I always enjoy being in Italy and I think Mika enjoys being in Italy too, at least all the Italian gigs I’ve seen so far have been more than successful. My trip to Italian summer festivals in Rome and Udine last July was beyond amazing, not least because of our very special bus trip across Italian countryside. The venue in Udine was one the most beautiful venues I’ve seen. Mika loves using extraordinary venues (churches, old theaters, castles, sea side areas…) and it often makes his concerts even more special.

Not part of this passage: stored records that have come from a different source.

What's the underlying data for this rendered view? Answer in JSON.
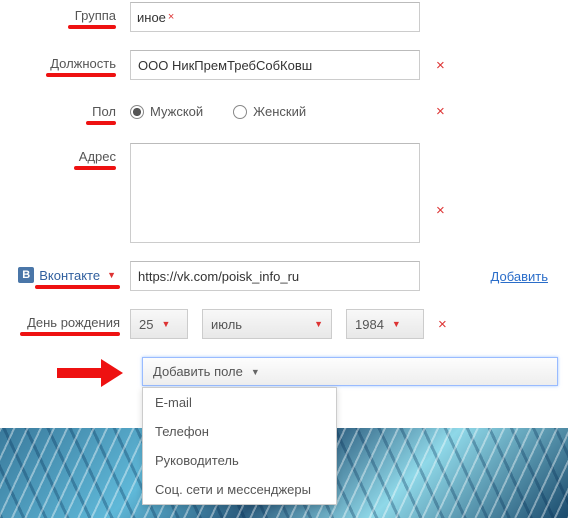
{
  "fields": {
    "group": {
      "label": "Группа",
      "value": "иное"
    },
    "position": {
      "label": "Должность",
      "value": "ООО НикПремТребСобКовш"
    },
    "gender": {
      "label": "Пол",
      "male": "Мужской",
      "female": "Женский"
    },
    "address": {
      "label": "Адрес",
      "value": ""
    },
    "vk": {
      "label": "Вконтакте",
      "value": "https://vk.com/poisk_info_ru",
      "add_link": "Добавить"
    },
    "birthday": {
      "label": "День рождения",
      "day": "25",
      "month": "июль",
      "year": "1984"
    }
  },
  "add_field": {
    "button": "Добавить поле",
    "options": [
      "E-mail",
      "Телефон",
      "Руководитель",
      "Соц. сети и мессенджеры"
    ]
  }
}
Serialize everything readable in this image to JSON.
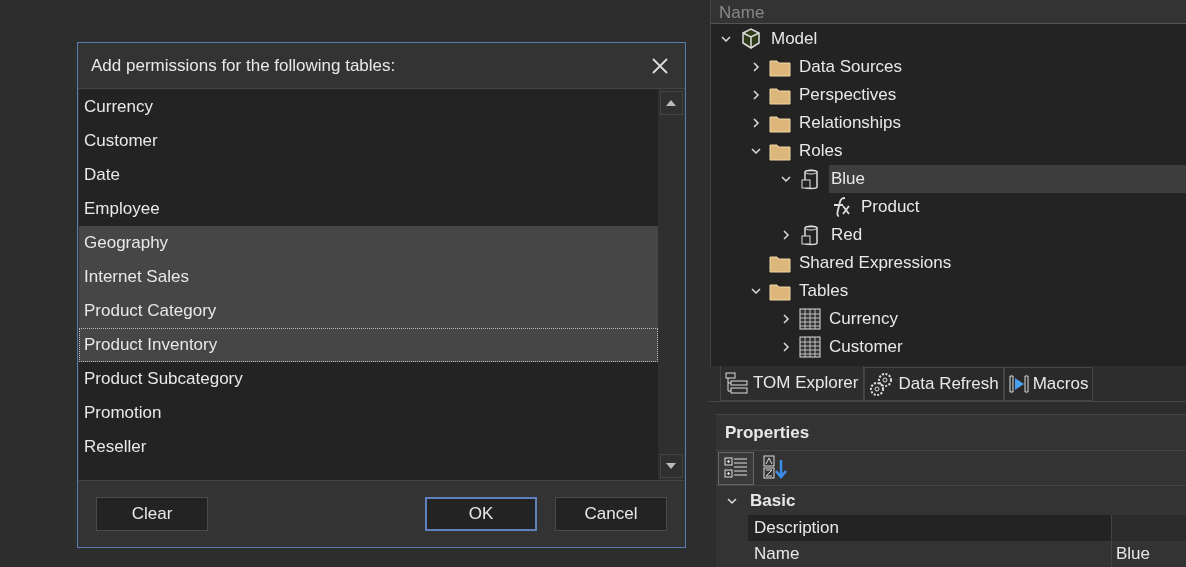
{
  "dialog": {
    "title": "Add permissions for the following tables:",
    "items": [
      {
        "label": "Currency",
        "selected": false,
        "focused": false
      },
      {
        "label": "Customer",
        "selected": false,
        "focused": false
      },
      {
        "label": "Date",
        "selected": false,
        "focused": false
      },
      {
        "label": "Employee",
        "selected": false,
        "focused": false
      },
      {
        "label": "Geography",
        "selected": true,
        "focused": false
      },
      {
        "label": "Internet Sales",
        "selected": true,
        "focused": false
      },
      {
        "label": "Product Category",
        "selected": true,
        "focused": false
      },
      {
        "label": "Product Inventory",
        "selected": true,
        "focused": true
      },
      {
        "label": "Product Subcategory",
        "selected": false,
        "focused": false
      },
      {
        "label": "Promotion",
        "selected": false,
        "focused": false
      },
      {
        "label": "Reseller",
        "selected": false,
        "focused": false
      }
    ],
    "buttons": [
      {
        "label": "Clear",
        "default": false
      },
      {
        "label": "OK",
        "default": true
      },
      {
        "label": "Cancel",
        "default": false
      }
    ]
  },
  "tree": {
    "header": "Name",
    "nodes": [
      {
        "label": "Model",
        "kind": "model",
        "expanded": true,
        "selected": false,
        "children": [
          {
            "label": "Data Sources",
            "kind": "folder",
            "expanded": false,
            "selected": false
          },
          {
            "label": "Perspectives",
            "kind": "folder",
            "expanded": false,
            "selected": false
          },
          {
            "label": "Relationships",
            "kind": "folder",
            "expanded": false,
            "selected": false
          },
          {
            "label": "Roles",
            "kind": "folder",
            "expanded": true,
            "selected": false,
            "children": [
              {
                "label": "Blue",
                "kind": "role",
                "expanded": true,
                "selected": true,
                "children": [
                  {
                    "label": "Product",
                    "kind": "filter",
                    "selected": false
                  }
                ]
              },
              {
                "label": "Red",
                "kind": "role",
                "expanded": false,
                "selected": false
              }
            ]
          },
          {
            "label": "Shared Expressions",
            "kind": "folder",
            "selected": false
          },
          {
            "label": "Tables",
            "kind": "folder",
            "expanded": true,
            "selected": false,
            "children": [
              {
                "label": "Currency",
                "kind": "table",
                "expanded": false,
                "selected": false
              },
              {
                "label": "Customer",
                "kind": "table",
                "expanded": false,
                "selected": false
              }
            ]
          }
        ]
      }
    ]
  },
  "tabs": [
    {
      "label": "TOM Explorer",
      "kind": "tree",
      "selected": true
    },
    {
      "label": "Data Refresh",
      "kind": "gears",
      "selected": false
    },
    {
      "label": "Macros",
      "kind": "macro",
      "selected": false
    }
  ],
  "properties": {
    "title": "Properties",
    "tools": [
      {
        "kind": "categorized",
        "selected": true
      },
      {
        "kind": "alphabetical",
        "selected": false
      }
    ],
    "category": "Basic",
    "rows": [
      {
        "name": "Description",
        "value": "",
        "selected": true
      },
      {
        "name": "Name",
        "value": "Blue",
        "selected": false
      }
    ]
  }
}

I linked below Kick Ass and Blame It on The Girls from Rock in Roma and Blue Eyes from Udine, so it’s easy to see two different stage settings he used during the Festival Tour (must be easier with two of them, one in use and another one on it’s way to the next destination), he had a setting with trees and another one with flowers and simple letters M-I-K-A. He is awesome, isn’t he? Bello bellissimo grazieeeee!!!!! That’s all my Italian.

Kick Ass:

BIOTG:

Blue Eyes:

Seeing Mika live for the first time is a surprising experience for many people, he is brilliant on stage and takes all their attention. People can hardly see the band/the audience/the stage setting/anything else. I saw my first Mika concert Feb 2008. The amazed feeling has never left me but gradually, after seeing more concerts, I started to understand and see the magical world he has built around his songs (with stage settings full of details and song characters living in their weird costumes). I started to observe the whole show dynamics and it made everything even more interesting. The main reason I go to see his concerts is still very simple and something I learnt when I saw him for the first time: he is brilliant on stage.

When the majority of the audience is sharing “the first time experience” the group effect is so fresh and strong it’s difficult to describe. That’s what happened in Riga, Latvia and Tallinn, Estonia (8/2010) during the Baltic Tour. I had already felt something like that in Helsinki, but in a smaller scale, because the venue was a night club (a big one, but still an intimate and closed venue compared to arenas and outside areas). I didn’t know what to expect from bigger Baltic city concerts. I learnt later that singing along is somewhere very deep in Baltic culture. The way the Baltic audience was taking part of these shows was very natural and effortless. People concentrated on the performance and enjoyed, many of them knew the lyrics and sang along, and the atmosphere was fantastic.

I loved it. I let myself concentrate on the most important things, his voice and energy, just like everyone else. I loved the atmosphere and watching Mika’s face when he realized he is doing some of his best concerts for a long time in cities like Riga and Tallinn. Who would have thought in advance? I didn’t, and I don’t think he took it for granted either.

The Tallinn concert will always be remembered as the bubble gig. Estonian fans gave bottles of soap to people in the audience (to make bubbles) and when Happy Ending started the whole venue area was filled with bubbles, in twenty seconds! The Estonian night was not too dark, and the bubbles looked beautiful, it was like magic! The first vid below is the bubble vid, and the second one is Rain from Riga. He takes his shirt off (“thanks for being a great audience, I had fun”), and the way he screams “baby” and starts jumping (like back row girls at an aerobic class) is beyond adorable. My favorite part of Rain. Must love him.